Turbulent Combustion I: Modelling and Applications (Monday-Thursday)
Lecturer: Prof. Epaminondas Mastorakos, University of Cambridge
Course Content: Turbulent combustion sits at the intersection of chemistry and turbulence, both non-linear phenomena and both topics of extensive research. Modelling is needed in order to provide some predictive capability for this practically-important reacting flow problem. In these lectures, the usual models are reviewed, with focus on their theoretical justification and applicability to various situations showing finite-rate kinetic effects such as ignition, extinction, and pollutant formation. In addition to the theory, case studies from spark-ignition, diesel, and gas turbine engine combustion modelling are discussed extensively in order to show the strengths and limitations of each modelling approach. A brief overview of some pertinent topics from classical turbulence studies is included to enhance the student's understanding of turbulent combustion modelling.
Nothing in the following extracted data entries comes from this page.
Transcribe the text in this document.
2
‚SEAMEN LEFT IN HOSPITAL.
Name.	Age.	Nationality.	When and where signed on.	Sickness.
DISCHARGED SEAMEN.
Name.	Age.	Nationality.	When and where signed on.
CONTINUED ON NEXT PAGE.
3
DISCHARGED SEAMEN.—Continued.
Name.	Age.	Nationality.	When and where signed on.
Turbulent Combustion II: Local Structure and Propagation (Friday)
Lecturer: Prof. Swetaprovo Chaudhuri, University of Toronto
Course Content: 1. Local structure and propagation of turbulent premixed flames 2. Flame front instability turbulence interaction 3. Turbulent flame speed 4. Turbulent flame blowoff and role of local flame extinction by stretch.


Frontiers in Combustion Methodologies I: Plasma-Assisted Combustion (Monday-Wednesday)
Lecturer: Prof. Yiguang Ju, Princeton University
Course Content: This course will provide an overview of the fundamentals of cool flame and hot flame dynamics and chemistry, non-equilibrium plasma discharge, plasma enhancement of ignition and flame propagation, plasma combustion chemistry, plasma thermal-chemical instability, diagnostics and modeling, and perspectives of technical challenges and future research. The course will include the following lectures: (1) Dynamics and chemistry of low temperature ignition and cool flames, (2) non-equilibrium plasma discharges, (3) dynamics of plasma assisted low temperature combustion and a new concept of thermal-chemical instability, (3) applications of plasma assisted combustion for combustion enhancement and fuel reforming, (4) diagnostics of plasma physics and chemistry, and (5) perspectives of future research in plasma assisted combustion and low temperature fuel oxidation.

Frontiers in Combustion Methodologies II: Mechanism Reduction and Advanced Chemistry Solvers (Thursday-Friday)
Lecturer: Prof. Tianfeng Lu, University of Connecticut
Course Content: This course will provide an introduction to mechanism reduction based on sensitivity, connectivity and timescale analyses, and strategies to systematically identify the chemical kinetic processes controlling such critical flame behaviors as ignition, extinction and premixed reaction front propagation in laminar and turbulent environments. Strategies to control reduction errors and to accelerate simulations involving complex chemistry will also be discussed.